Categorie
Alimentazione e salute

Covid-19: il legame tra dieta e malattia che non vogliamo vedere

Il cibo c’entra sempre.

In Italia circa la metà della popolazione adulta è sovrappeso o obesa (non parliamo degli Stati Uniti che hanno il 50% e più di obesi soltanto).

L’eccesso ponderale e l’abuso di alimenti di origine animale sono legati a doppio filo alla stragrande maggioranza delle malattie cronico-degenerative che colpiscono l’umanità.
L’intermediario tra dieta e malattie è l’infiammazione sistemica di basso grado (Low Grade Inflammation, LGI).

Oggi siamo in grado di individuare un legame tra queste patologie, dette “non-trasmissibili” (perchè non si trasmettono tramite “contagio”) e quelle trasmissibili (come le infezioni batteriche o virali). E tutto finalmente torna.

Come diceva il caro Tenente Colombo possiamo unire tutti quei fili che pendono…

Se una infiammazione improvvisa, potente e di breve durata è certamente utile per combattere i “cattivi” (infezioni di batteri e virus, riparazione di ferite o traumi, ecc.), una infiammazione leggera, ma cronica è una condizione di rischio per la salute.

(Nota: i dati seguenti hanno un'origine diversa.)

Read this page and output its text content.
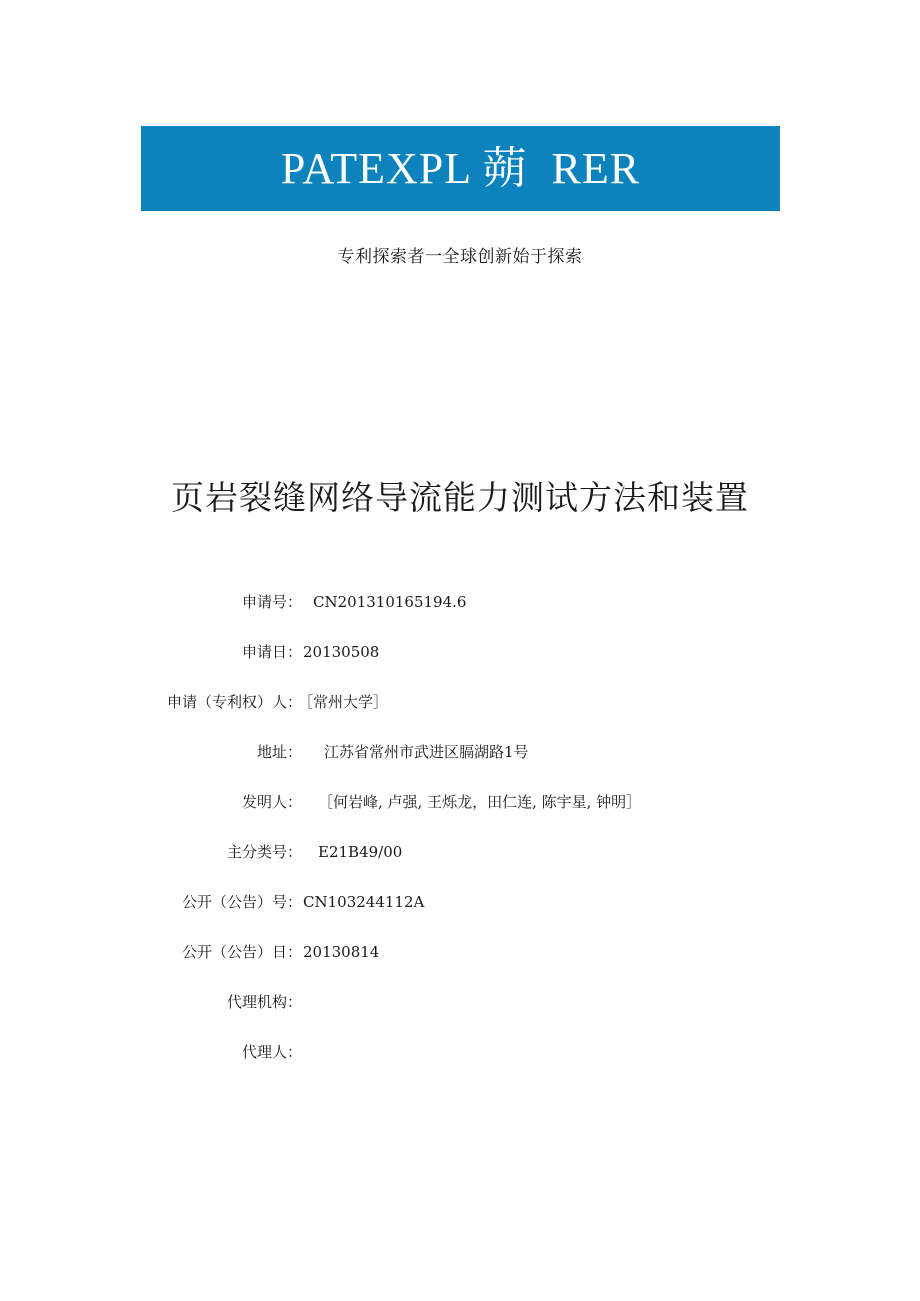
PATEXPL 蒴  RER
专利探索者一全球创新始于探索
页岩裂缝网络导流能力测试方法和装置
申请号： CN201310165194.6
申请日： 20130508
申请（专利权）人：
［常州大学］
地址： 江苏省常州市武进区膈湖路1号
发明人： ［何岩峰, 卢强, 王烁龙，田仁连, 陈宇星, 钟明］
主分类号： E21B49/00
公开（公告）号： CN103244112A
公开（公告）日： 20130814
代理机构：
代理人：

La LGI è mediata da numerose sostanze che il nostro organismo produce (dette citochine infiammatorie, vi dice niente l’Interleuchina-6?), ma anche fattori esogeni (come il fumo e l’inquinamento) che porta a erodere lentamente, ma inesorabilmente il nostro DNA, le nostre cellule e le loro componenti (proteine e lipidi di membrana) causando malattie e invecchiamento precoce.
E’ uno stillicidio che si vede alla lunga, che provoca piccoli traumi invisibili che sfociano nella patologia solo dopo molti anni.

In passato, quando l’età media era molto ridotta rispetto ad oggi, non si faceva in tempo a vedere i risultati di questo processo, ma oggi le cose stanno diversamente, la vita è più lunga e l’infiammazione ne riduce non tanto la lunghezza quanto l’aspettativa in salute. Insomma siamo vecchi e malati. E’ stato coniato un termine efficace: “Inflammageing” che si riferisce proprio al fatto che l’infiammazione contribuisce all’invecchiamento e l’invecchiamento incrementa le probabilità che i danni provocati dall’infiammazione si manifestino.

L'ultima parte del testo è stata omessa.